Simple ganglion cysts appear as well-circumscribed, lobulated, hypo or anechoic lesions, possibly presenting thin septa in their cavity. Long-standing ganglion cysts may show increased echogenicity, thick internal septa, and internal blood flow. Additionally, US guided punctures and steroid injections into the ganglion are safe and efficient.

 

Pathological Findings of the Hand

 

Tenosynovitis of the flexor tendons

The typical ultrasound findings of tenosynovitis are: increased thickness of the tendon sheath due to its proliferation, increased amount of fluid within the sheath or both. The most impressive image of tenosynovitis is found in cases of dactylitis in patients with psoriatic arthritis. Dactylitis may affect any finger of the upper and/or lower limb. 

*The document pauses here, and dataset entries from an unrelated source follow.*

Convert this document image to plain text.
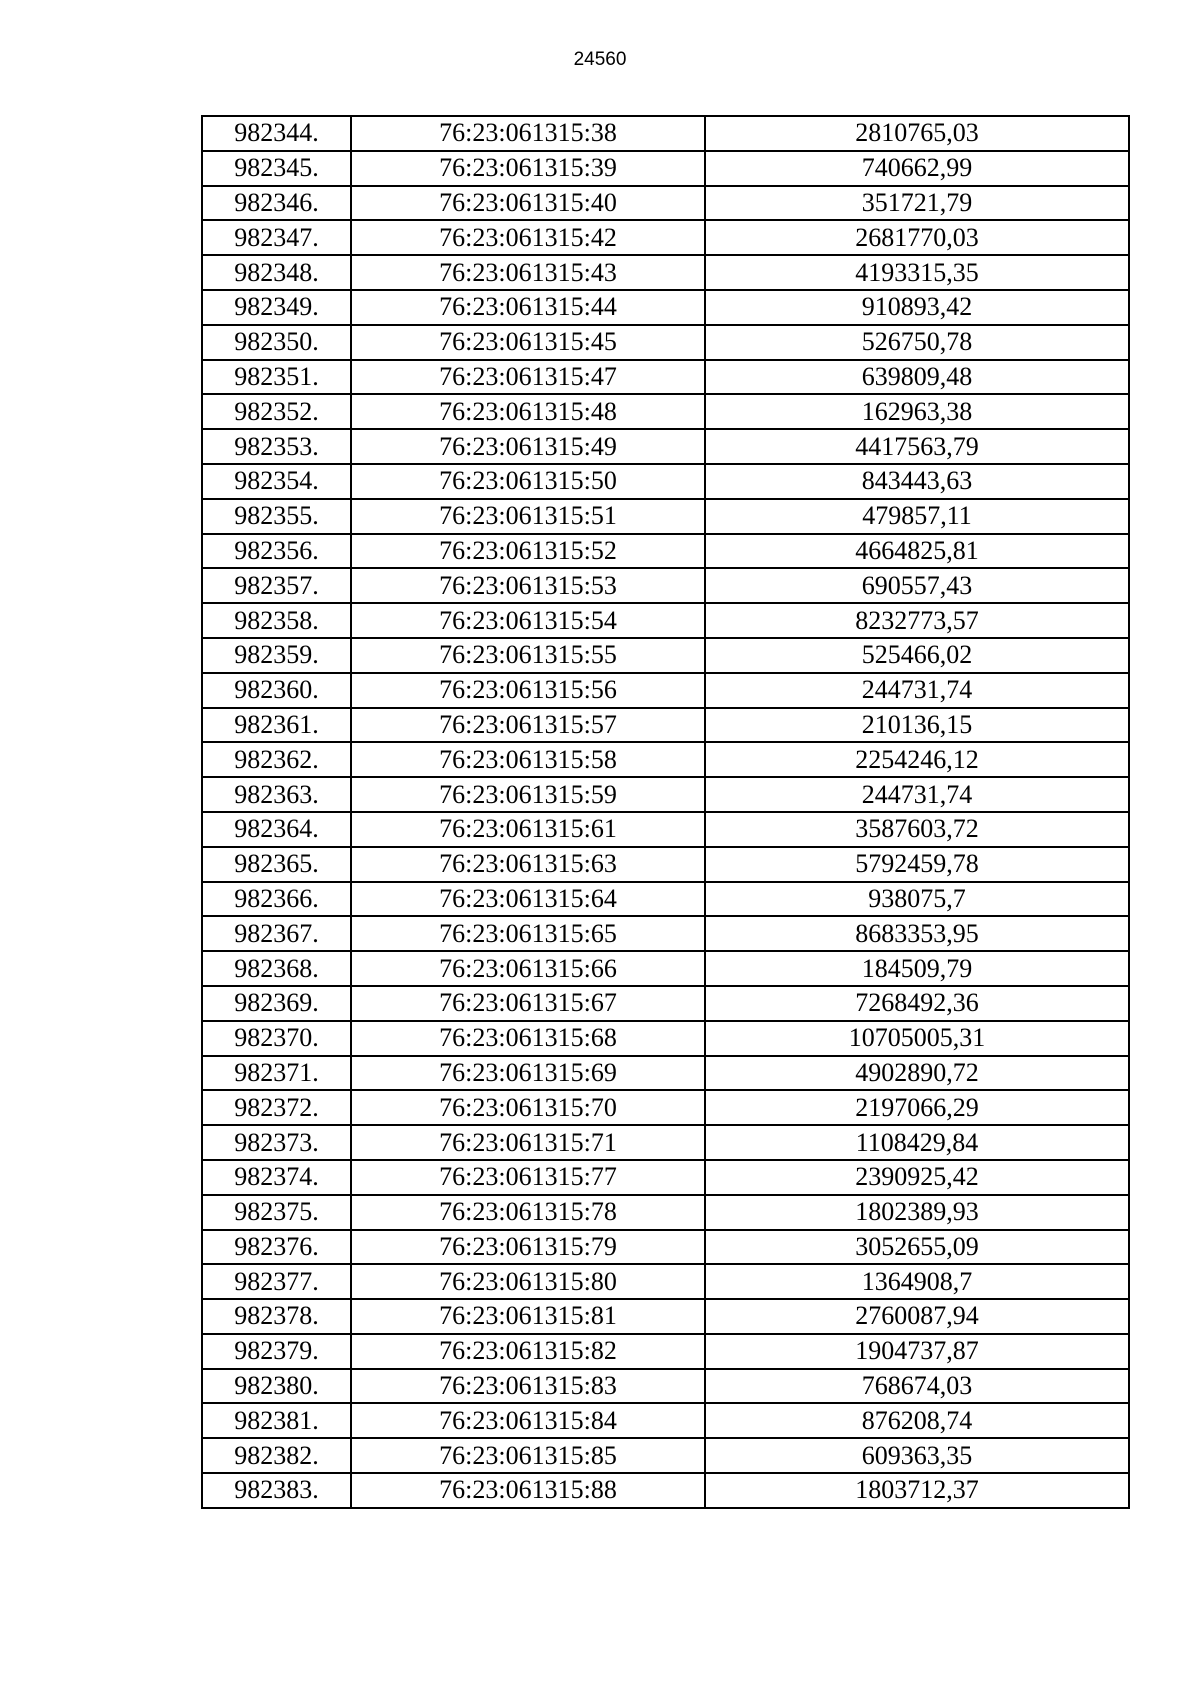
24560
982344.	76:23:061315:38	2810765,03
982345.	76:23:061315:39	740662,99
982346.	76:23:061315:40	351721,79
982347.	76:23:061315:42	2681770,03
982348.	76:23:061315:43	4193315,35
982349.	76:23:061315:44	910893,42
982350.	76:23:061315:45	526750,78
982351.	76:23:061315:47	639809,48
982352.	76:23:061315:48	162963,38
982353.	76:23:061315:49	4417563,79
982354.	76:23:061315:50	843443,63
982355.	76:23:061315:51	479857,11
982356.	76:23:061315:52	4664825,81
982357.	76:23:061315:53	690557,43
982358.	76:23:061315:54	8232773,57
982359.	76:23:061315:55	525466,02
982360.	76:23:061315:56	244731,74
982361.	76:23:061315:57	210136,15
982362.	76:23:061315:58	2254246,12
982363.	76:23:061315:59	244731,74
982364.	76:23:061315:61	3587603,72
982365.	76:23:061315:63	5792459,78
982366.	76:23:061315:64	938075,7
982367.	76:23:061315:65	8683353,95
982368.	76:23:061315:66	184509,79
982369.	76:23:061315:67	7268492,36
982370.	76:23:061315:68	10705005,31
982371.	76:23:061315:69	4902890,72
982372.	76:23:061315:70	2197066,29
982373.	76:23:061315:71	1108429,84
982374.	76:23:061315:77	2390925,42
982375.	76:23:061315:78	1802389,93
982376.	76:23:061315:79	3052655,09
982377.	76:23:061315:80	1364908,7
982378.	76:23:061315:81	2760087,94
982379.	76:23:061315:82	1904737,87
982380.	76:23:061315:83	768674,03
982381.	76:23:061315:84	876208,74
982382.	76:23:061315:85	609363,35
982383.	76:23:061315:88	1803712,37
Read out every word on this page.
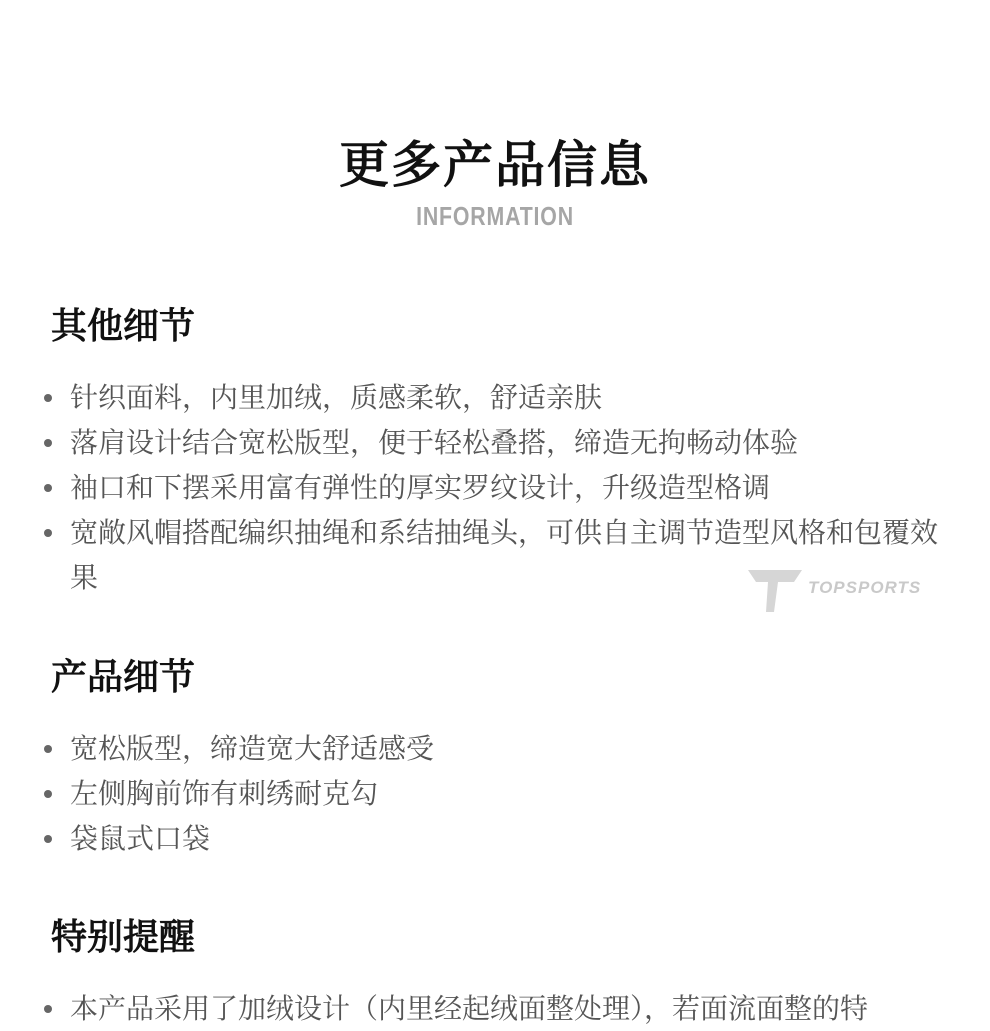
更多产品信息
INFORMATION
其他细节
针织面料，内里加绒，质感柔软，舒适亲肤
落肩设计结合宽松版型，便于轻松叠搭，缔造无拘畅动体验
袖口和下摆采用富有弹性的厚实罗纹设计，升级造型格调
宽敞风帽搭配编织抽绳和系结抽绳头，可供自主调节造型风格和包覆效果	TOPSPORTS
产品细节
宽松版型，缔造宽大舒适感受
左侧胸前饰有刺绣耐克勾
袋鼠式口袋
特别提醒
本产品采用了加绒设计（内里经起绒面整处理），若面流面整的特
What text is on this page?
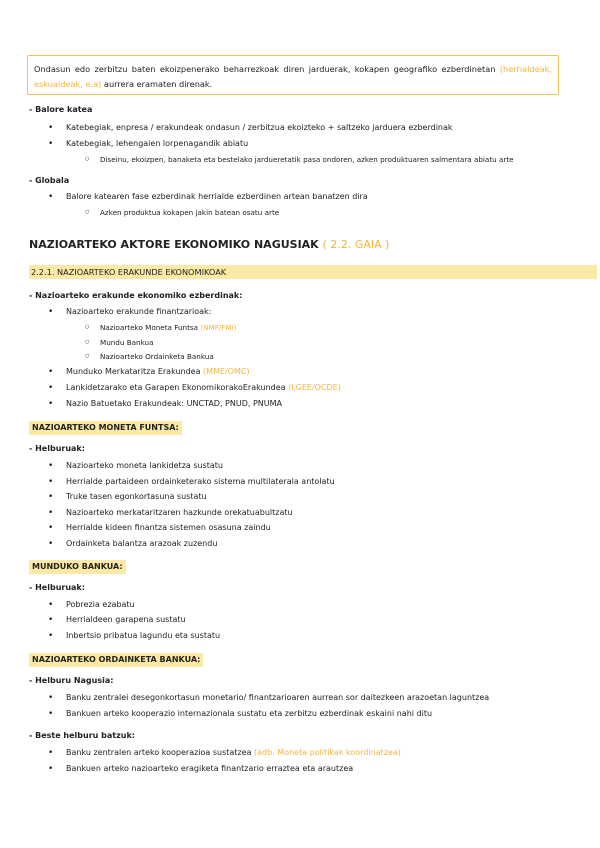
Ondasun edo zerbitzu baten ekoizpenerako beharrezkoak diren jarduerak, kokapen geografiko ezberdinetan (herrialdeak, eskualdeak, e.a) aurrera eramaten direnak.
- Balore katea
• Katebegiak, enpresa / erakundeak ondasun / zerbitzua ekoizteko + saltzeko jarduera ezberdinak
• Katebegiak, lehengaien lorpenagandik abiatu
○ Diseinu, ekoizpen, banaketa eta bestelako jardueretatik pasa ondoren, azken produktuaren salmentara abiatu arte
- Globala
• Balore katearen fase ezberdinak herrialde ezberdinen artean banatzen dira
○ Azken produktua kokapen jakin batean osatu arte
NAZIOARTEKO AKTORE EKONOMIKO NAGUSIAK ( 2.2. GAIA )
2.2.1. NAZIOARTEKO ERAKUNDE EKONOMIKOAK
- Nazioarteko erakunde ekonomiko ezberdinak:
• Nazioarteko erakunde finantzarioak:
○ Nazioarteko Moneta Funtsa (NMF/FMI)
○ Mundu Bankua
○ Nazioarteko Ordainketa Bankua
• Munduko Merkataritza Erakundea (MME/OMC)
• Lankidetzarako eta Garapen EkonomikorakoErakundea (LGEE/OCDE)
• Nazio Batuetako Erakundeak: UNCTAD, PNUD, PNUMA
NAZIOARTEKO MONETA FUNTSA:
- Helburuak:
• Nazioarteko moneta lankidetza sustatu
• Herrialde partaideen ordainketerako sistema multilaterala antolatu
• Truke tasen egonkortasuna sustatu
• Nazioarteko merkataritzaren hazkunde orekatuabultzatu
• Herrialde kideen finantza sistemen osasuna zaindu
• Ordainketa balantza arazoak zuzendu
MUNDUKO BANKUA:
- Helburuak:
• Pobrezia ezabatu
• Herrialdeen garapena sustatu
• Inbertsio pribatua lagundu eta sustatu
NAZIOARTEKO ORDAINKETA BANKUA:
- Helburu Nagusia:
• Banku zentralei desegonkortasun monetario/ finantzarioaren aurrean sor daitezkeen arazoetan laguntzea
• Bankuen arteko kooperazio internazionala sustatu eta zerbitzu ezberdinak eskaini nahi ditu
- Beste helburu batzuk:
• Banku zentralen arteko kooperazioa sustatzea (adb. Moneta politikak koordinatzea)
• Bankuen arteko nazioarteko eragiketa finantzario erraztea eta arautzea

If the thumb is involved, the US image depicts the flexor pollicis tendons surrounded by an anechoic or hypoechoic layer that corresponds to the inflamed proliferated synovial sheath and presence of fluid within it, (figure 8). It is always examined in two perpendicular planes. In cases of acute/subacute inflammatory conditions presence of Doppler signal may be occurred.

 

Ganglia

Ganglion is depicted as an aechoic, well-defined structure above the tendons, taking its origin from the annular ligaments – pulleys. The most common location of ganglion in this region is considered to be involvement of the A1 pulley, (figure 9).

 

Pulley rupture

Pulley rupture is usually seen after intense manual effort, most commonly in the middle and ring fingers. In this case, an increased distance between the affected flexor tendon and the bony contour is found (indirect indication of the annular ligament rupture), (figure 10a). If Doppler mode is applied in this case, the presence of a signal is displayed within the inflicted area, (figure 10b).

 

Erosions

Erosions are visualized as a clear discontinuity of the bony contour. They are most frequently seen over the metacarpal heads. They may be single or multiple up to complete disorganization of the head. Often, hypoechoic content, corresponding to a synovial hypertrophy may be present within erosions, (figure 11a). Using the Doppler mode,  active inflammation of both, synovitis and erosion can be detected, (figure 11b). The medial aspect of the 2nd MCP joint is the most common location to detect early erosions, well before they become apparent on plain radiography.

 

Crystal induced arthropathies

In a patient with chronic gout, a large mass of mixed echogenicity is sometimes seen near the clinically painful joint (usually the 2nd MCP) corresponding to a tophus. In case of inflammation, if Doppler mode is applied, a positive signal is found. In patients with chronic gout and longstanding hyperuricemia, the pathognomonic “double contour sign” is sometimes depicted, (figure 12).

 

Osteoarthritis (OA)

The trapeziometacarpal joint at the base of the thumb as well as proximal and distal interphalangeal joints, are very common sites of OA. In OA, ultrasound can show both degenerative and inflammatory changes. Osteophytes are recognized as single or multiple characteristic “step-up” bone lesions of the bony margin at the ends of the articular surfaces, while narrowing of the interarticular space is also present, (figure 13a, figure 13b).